Edit: There are actually two rules, I forgot to say that a, b, c... must be primes.

Some of the primes, the bold ones, can only be written with exponent 1. I called then annoying primes, in lack of a better name.

Is it some property of these primes?
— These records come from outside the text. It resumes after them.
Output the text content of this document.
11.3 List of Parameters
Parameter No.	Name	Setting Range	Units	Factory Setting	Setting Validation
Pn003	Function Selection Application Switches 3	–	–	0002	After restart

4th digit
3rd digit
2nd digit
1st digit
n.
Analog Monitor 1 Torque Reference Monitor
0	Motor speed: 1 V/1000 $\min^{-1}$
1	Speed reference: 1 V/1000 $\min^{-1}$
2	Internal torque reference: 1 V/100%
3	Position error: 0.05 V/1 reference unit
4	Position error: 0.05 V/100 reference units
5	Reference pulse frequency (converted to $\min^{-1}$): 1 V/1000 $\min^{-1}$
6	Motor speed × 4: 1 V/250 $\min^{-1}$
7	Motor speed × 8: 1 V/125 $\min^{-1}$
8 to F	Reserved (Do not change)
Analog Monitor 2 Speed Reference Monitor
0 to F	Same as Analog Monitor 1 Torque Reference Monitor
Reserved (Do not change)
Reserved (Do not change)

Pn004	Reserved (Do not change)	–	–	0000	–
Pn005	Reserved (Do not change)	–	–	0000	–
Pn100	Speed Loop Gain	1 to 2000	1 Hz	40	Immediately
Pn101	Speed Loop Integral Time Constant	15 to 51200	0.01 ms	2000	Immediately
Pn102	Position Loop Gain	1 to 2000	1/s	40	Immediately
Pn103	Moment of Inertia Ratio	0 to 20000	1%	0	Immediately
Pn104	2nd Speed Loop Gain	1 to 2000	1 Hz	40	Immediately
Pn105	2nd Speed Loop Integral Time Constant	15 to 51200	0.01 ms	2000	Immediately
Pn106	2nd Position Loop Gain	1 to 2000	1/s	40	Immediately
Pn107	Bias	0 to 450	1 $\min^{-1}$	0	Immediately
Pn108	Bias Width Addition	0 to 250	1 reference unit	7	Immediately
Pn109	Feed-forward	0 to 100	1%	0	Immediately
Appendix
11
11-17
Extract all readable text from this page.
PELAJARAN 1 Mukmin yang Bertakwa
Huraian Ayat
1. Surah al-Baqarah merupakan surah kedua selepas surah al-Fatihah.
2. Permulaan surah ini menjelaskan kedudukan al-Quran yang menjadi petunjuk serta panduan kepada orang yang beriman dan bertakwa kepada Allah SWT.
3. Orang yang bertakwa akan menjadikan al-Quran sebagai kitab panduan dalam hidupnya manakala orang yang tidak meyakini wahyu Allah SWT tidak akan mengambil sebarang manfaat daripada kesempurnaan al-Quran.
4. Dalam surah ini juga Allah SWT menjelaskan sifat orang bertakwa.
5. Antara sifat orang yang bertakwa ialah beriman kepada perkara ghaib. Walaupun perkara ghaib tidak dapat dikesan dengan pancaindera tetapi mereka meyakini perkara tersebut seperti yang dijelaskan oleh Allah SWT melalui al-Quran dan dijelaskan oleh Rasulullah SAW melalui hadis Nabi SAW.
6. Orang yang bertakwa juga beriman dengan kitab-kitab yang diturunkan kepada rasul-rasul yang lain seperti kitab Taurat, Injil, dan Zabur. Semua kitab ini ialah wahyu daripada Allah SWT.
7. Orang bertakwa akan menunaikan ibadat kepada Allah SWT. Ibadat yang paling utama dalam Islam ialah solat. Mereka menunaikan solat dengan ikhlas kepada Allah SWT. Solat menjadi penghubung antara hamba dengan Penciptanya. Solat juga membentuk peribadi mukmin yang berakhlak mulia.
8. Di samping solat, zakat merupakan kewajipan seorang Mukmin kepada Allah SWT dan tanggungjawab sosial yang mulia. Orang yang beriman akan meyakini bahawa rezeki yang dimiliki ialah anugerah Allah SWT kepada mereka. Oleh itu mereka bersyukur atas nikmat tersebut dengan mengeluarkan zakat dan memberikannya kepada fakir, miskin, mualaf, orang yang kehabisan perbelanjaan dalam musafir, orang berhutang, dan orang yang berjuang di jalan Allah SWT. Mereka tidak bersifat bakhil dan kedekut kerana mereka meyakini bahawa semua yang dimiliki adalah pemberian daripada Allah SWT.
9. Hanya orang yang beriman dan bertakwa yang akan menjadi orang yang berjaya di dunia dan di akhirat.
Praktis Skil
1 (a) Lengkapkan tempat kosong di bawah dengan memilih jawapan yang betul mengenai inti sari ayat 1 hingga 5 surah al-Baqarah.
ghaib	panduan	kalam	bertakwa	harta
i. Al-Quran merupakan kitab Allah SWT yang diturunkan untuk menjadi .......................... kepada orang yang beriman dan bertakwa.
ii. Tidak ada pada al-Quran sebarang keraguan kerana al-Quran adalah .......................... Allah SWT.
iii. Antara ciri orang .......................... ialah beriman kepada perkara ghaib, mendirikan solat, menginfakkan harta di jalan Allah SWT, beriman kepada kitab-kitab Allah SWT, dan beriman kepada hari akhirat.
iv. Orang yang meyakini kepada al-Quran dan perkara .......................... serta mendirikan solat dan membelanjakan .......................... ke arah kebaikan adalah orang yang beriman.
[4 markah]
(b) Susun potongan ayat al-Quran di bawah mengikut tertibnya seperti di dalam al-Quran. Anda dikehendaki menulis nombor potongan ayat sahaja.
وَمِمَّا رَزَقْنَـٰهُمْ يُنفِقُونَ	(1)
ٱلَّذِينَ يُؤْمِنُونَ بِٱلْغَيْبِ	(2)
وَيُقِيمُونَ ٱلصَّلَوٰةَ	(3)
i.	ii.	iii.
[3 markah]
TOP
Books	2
Is there a formula to express this?

Answer 1

I can only find 6 annoying primes: 2, 3, 5, 13, 37, and 61.

You gave these and three other examples, but they don’t hold: $$29 = 17 + 2^2 + 2^3$$ $$67 = 7 + 2^2 + 2^3 + 2^4 + 2^5$$ $$97 = 13 + 3^2 + 3^3 + 2^4 + 2^5$$

By general density arguments one would expect:

Conjecture: There are only finitely many annoying primes.

I pose this problem which would strengthen my conjecture:

Open problem: Are there finitely many numbers which cannot be expressed with greatest exponent 2, 3, 4, or 5?

Sadly I do not have a computer here to check, perhaps someone else will do so and report back.